Paulo
Rocha
Não
são poucos os casos em que as exigências de um percurso académico
ou os compromissos profissionais obrigam pessoas a estados de ligação
permanente a estantes de livros, portais electrónicos ou debates
entre classes que se estreitam cada vez mais. E permanecem
aprisionados a hábitos de vida que não se afastam destes mundos,
mesmo quando existem dias livres que conduzem a átrios de um
qualquer hotel ou a viagens transcontinentais. Em todos os casos,
procura-se a rede pessoal ou electrónica que permita a sobrevivência
no único habitat conhecido.
A
sociedade contemporânea parece reger-se por perfis assim definidos.
Eles estão presentes em todos os meios e “disparam” em todas as
direcções, tanto a política, social, económica e como aquelas que
incluem o registo “cool” dos tempos modernos, as ambientais ou
planetárias. E daí se retiram notícias, muitas notícias,
comunicados e desmentidos, acusações e reacções. Sempre a
alimentar o circo mediático que mais não é do que aquele que a
plateia paga para ver. E gosta de ver.
Neste
mundo, parece que não há pessoas, nem se consideram. Apenas
números, estatísticas, convergências, metas…
Mas
há também um outro mundo, o que é feito de pessoas, de
comunidades, de relações sadias entre seres. E é bem mais
relevante do que o mediático, habitado por muitos mais indivíduos e
com grandes histórias que dão solidez e sentido a cada cidadão e
ao grupo que constituem. Pena é que estes dois mundos nem sempre
estejam em contacto. De lamentar sobretudo que seja o primeiro
determinar regras para todos, mesmo para aqueles que nunca viram e,
por isso, desconhecem.
Antes
de escritas, estas ideias foram rodeando uma frase, ouvida e
comentada há semanas: "A vida das pessoas não está melhor mas
o país está muito melhor".
Ainda
serão pessoas as que habitam este país que está “muito melhor”?
Mais
do que comentar a sentença dita por vozes políticas, anoto com o
conformo possível a interpretação feita pela Comissão Nacional
Justiça e Paz no documento programático para o Tempo da Quaresma.
“É
notória a quase exclusiva centragem do debate, envolvendo quase
todos os quadrantes políticos, em indicadores expressos em unidades
monetárias, com flagrante menosprezo dos que reflectem as condições
de vida dos portugueses. (…) Há mesmo quem entenda que o ‘país’

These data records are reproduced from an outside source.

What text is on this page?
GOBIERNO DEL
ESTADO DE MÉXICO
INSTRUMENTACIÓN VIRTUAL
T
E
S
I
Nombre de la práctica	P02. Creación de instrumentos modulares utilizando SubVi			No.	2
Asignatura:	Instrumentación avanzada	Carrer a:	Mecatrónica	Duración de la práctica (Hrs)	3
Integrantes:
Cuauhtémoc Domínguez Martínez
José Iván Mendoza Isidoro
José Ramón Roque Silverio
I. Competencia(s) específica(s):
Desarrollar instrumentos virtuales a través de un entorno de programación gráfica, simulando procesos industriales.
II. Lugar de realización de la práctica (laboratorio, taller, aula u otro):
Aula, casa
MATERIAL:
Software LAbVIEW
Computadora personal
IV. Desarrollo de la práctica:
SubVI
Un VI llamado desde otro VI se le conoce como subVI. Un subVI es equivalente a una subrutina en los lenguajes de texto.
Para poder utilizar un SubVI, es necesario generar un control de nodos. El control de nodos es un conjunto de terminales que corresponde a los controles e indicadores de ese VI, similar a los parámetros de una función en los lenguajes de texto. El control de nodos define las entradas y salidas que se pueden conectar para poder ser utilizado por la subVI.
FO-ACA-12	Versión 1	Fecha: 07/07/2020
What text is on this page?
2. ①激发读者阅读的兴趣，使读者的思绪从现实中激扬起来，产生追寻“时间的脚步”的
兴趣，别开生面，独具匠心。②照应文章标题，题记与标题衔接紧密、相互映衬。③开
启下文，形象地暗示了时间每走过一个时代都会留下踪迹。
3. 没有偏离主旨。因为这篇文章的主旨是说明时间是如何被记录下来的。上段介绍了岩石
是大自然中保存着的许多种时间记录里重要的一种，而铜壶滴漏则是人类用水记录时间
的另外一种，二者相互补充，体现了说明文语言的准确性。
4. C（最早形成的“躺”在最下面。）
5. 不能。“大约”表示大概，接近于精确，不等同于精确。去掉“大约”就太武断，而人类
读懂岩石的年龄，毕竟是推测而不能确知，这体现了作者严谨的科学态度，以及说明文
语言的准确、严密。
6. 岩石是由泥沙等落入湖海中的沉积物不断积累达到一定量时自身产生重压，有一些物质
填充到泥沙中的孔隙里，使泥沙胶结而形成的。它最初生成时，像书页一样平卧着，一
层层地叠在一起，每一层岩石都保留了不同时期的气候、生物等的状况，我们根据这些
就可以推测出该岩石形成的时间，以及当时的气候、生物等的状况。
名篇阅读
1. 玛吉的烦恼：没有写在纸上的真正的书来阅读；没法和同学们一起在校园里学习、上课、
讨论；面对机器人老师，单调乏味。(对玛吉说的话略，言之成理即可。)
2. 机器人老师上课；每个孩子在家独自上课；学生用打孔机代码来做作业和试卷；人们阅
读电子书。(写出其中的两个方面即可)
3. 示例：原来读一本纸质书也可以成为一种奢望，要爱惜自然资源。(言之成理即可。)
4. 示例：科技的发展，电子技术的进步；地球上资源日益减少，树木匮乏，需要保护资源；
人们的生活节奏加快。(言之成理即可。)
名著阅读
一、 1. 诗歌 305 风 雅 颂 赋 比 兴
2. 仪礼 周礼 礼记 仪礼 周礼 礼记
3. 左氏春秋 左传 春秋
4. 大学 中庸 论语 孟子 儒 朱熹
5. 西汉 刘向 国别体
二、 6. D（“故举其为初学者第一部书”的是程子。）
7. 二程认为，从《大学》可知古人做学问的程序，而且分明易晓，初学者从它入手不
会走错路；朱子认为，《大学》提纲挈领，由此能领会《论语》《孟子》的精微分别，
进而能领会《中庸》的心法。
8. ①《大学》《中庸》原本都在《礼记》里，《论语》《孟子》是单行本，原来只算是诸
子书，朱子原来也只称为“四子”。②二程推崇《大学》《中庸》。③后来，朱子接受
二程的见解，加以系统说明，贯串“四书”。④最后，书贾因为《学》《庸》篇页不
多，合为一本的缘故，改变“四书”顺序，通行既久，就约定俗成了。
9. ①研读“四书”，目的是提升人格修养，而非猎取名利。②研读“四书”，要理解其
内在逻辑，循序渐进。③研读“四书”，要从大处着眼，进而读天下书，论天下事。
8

está melhor, embora os ‘portugueses’ estejam pior.
Independentemente do que se quer dizer com essas observações, o que
preocupa é que assim se estabelece a dicotomia entre o país e os
portugueses, assimilando o primeiro a alguns indicadores
instrumentais de duvidosa evolução, por um lado, e as condições
de vida das pessoas, que são (deveriam ser) a razão de ser da
economia e das finanças, por outro”.